Mapper vs Reducer Computation Time and effect on network performance Hadoop


I have to generate n*(n-1)/2 candidate pairs, from a list of n candidates.

This can be done in every mapper instance or in every reducer instance.

But I observed that, when this operation was done in Reduce phase it was way faster than done in the Map Phase. What is the reason?

Can Mappers not support heavy computation?

What is the impact of a Mapper instance doing such a computation on the network?

Thanks!


Solution

  • The short answer is : when use mapper to generate data, Hadoop have to copy the data from mapper to redcuer, this cost too much time.

    result total data size

    The total data generated is O(n^2).

    comparesion of data generation by mapper VS reducer

    If you generate n*(n-1)/2 pairs using mapper, the intermediate data have to be copied to the reducer. This step in Hadoop is named Shuffle Phase. and reducer will still need to put these data to HDFS. The total data read/write from the Harddisk in your cause during the shuffle phase can be 6* sizeof(intermediate data), which is very large.

    while if the data is generated by the reducer, the O(n^2) intermediate data transformation is unnecessary.
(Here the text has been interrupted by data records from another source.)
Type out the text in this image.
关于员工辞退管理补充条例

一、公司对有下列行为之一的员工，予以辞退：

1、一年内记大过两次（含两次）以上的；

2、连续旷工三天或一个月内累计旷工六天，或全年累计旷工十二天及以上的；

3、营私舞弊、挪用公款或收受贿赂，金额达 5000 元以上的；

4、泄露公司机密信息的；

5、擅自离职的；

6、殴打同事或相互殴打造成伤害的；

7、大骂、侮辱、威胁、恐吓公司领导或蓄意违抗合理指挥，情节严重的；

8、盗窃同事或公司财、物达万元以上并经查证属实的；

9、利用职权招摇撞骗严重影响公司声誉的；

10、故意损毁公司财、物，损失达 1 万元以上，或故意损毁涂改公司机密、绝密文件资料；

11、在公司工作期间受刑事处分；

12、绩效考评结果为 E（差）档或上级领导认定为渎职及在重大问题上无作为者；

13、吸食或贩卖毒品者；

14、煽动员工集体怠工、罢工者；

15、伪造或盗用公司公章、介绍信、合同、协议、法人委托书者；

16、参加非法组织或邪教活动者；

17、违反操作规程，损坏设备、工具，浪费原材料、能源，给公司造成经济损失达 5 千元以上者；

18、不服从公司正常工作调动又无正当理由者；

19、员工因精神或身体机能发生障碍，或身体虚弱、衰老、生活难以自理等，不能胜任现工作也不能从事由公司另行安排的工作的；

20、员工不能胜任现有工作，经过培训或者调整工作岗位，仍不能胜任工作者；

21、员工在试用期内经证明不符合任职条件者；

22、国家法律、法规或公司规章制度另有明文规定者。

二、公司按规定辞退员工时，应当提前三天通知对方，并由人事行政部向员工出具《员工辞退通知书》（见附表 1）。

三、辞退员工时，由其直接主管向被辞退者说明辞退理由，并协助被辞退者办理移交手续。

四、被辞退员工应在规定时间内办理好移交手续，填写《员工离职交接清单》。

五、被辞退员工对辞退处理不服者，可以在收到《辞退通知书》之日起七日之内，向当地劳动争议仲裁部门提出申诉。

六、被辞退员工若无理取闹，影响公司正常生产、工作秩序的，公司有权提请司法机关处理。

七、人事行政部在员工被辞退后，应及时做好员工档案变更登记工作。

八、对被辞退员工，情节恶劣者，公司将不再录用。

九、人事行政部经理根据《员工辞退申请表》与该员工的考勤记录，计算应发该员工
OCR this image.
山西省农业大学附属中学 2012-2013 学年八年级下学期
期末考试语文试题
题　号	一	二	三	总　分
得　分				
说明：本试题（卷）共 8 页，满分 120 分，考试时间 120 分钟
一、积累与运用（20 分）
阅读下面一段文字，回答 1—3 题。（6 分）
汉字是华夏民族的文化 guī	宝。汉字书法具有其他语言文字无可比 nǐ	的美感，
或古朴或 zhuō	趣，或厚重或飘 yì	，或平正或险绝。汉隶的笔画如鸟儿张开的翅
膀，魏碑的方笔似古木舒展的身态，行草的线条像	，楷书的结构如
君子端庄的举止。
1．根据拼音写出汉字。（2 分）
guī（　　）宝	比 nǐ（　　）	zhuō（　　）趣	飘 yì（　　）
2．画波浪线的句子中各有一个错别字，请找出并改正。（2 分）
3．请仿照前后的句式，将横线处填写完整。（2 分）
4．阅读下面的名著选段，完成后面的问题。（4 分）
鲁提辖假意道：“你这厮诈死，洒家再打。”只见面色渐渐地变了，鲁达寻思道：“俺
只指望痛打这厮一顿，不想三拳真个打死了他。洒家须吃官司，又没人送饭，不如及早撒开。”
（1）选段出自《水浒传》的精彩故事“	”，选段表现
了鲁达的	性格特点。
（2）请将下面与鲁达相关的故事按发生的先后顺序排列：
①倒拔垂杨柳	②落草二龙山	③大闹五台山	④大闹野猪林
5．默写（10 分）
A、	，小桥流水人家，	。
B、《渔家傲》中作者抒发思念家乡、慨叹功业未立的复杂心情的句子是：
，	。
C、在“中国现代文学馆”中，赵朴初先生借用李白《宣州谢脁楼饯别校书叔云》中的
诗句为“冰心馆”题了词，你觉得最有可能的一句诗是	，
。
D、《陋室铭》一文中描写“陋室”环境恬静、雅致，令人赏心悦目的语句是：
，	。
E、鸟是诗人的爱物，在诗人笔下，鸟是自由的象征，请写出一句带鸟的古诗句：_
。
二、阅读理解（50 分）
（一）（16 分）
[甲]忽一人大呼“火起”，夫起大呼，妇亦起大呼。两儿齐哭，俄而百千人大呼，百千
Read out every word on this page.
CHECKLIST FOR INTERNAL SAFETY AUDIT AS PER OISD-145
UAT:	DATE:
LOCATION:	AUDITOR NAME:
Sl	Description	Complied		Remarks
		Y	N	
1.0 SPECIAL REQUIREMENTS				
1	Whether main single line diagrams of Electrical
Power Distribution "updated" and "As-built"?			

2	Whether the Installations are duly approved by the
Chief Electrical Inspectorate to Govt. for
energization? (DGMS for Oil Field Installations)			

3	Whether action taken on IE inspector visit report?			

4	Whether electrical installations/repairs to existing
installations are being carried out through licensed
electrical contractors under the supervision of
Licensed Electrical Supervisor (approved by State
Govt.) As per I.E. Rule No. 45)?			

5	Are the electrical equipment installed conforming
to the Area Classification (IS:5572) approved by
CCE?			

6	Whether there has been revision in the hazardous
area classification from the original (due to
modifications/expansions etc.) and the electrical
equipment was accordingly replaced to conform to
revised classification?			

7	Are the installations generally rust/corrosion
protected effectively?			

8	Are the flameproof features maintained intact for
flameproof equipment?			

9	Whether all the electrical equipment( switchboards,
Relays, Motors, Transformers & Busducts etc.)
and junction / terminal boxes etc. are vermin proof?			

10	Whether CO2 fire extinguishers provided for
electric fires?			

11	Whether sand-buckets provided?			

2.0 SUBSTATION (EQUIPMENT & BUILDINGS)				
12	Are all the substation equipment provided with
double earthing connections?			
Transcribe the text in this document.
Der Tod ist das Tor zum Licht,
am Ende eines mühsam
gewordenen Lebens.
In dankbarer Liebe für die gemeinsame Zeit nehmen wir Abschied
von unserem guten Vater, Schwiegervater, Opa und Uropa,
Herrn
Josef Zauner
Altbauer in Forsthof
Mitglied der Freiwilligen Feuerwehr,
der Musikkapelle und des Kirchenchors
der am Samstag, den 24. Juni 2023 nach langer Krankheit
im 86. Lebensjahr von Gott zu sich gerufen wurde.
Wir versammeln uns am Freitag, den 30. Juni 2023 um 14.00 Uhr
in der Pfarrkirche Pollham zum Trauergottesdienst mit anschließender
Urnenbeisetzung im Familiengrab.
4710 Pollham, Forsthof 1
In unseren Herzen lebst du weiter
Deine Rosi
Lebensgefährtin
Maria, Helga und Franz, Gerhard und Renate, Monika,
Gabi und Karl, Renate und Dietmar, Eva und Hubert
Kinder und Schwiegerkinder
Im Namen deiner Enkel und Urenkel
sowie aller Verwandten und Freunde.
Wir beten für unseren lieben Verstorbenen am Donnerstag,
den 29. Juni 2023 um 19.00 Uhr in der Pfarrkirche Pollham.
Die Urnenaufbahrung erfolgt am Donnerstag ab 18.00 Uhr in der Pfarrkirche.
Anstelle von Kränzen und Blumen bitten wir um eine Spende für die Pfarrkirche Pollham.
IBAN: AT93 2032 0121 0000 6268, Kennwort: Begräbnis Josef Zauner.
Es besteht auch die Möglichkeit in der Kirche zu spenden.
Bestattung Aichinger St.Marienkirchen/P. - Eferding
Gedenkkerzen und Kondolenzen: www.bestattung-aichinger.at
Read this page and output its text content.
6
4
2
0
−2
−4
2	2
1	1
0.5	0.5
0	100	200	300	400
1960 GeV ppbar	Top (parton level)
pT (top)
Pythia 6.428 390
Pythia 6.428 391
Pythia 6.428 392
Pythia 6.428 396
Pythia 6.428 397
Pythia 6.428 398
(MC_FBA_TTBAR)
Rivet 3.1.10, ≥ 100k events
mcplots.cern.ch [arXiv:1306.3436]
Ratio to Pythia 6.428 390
So it could have a better performance.

    So your performance issue is mainly caused by data transformation, not computation. And if no disk-access, the mapper and reducer just have the same performance.

    ways to improve performance of the mapper data generation strategy

    If you still want to use mapper to generate the data, maybe the io.sort.factor, turn on compression may help improve the performance.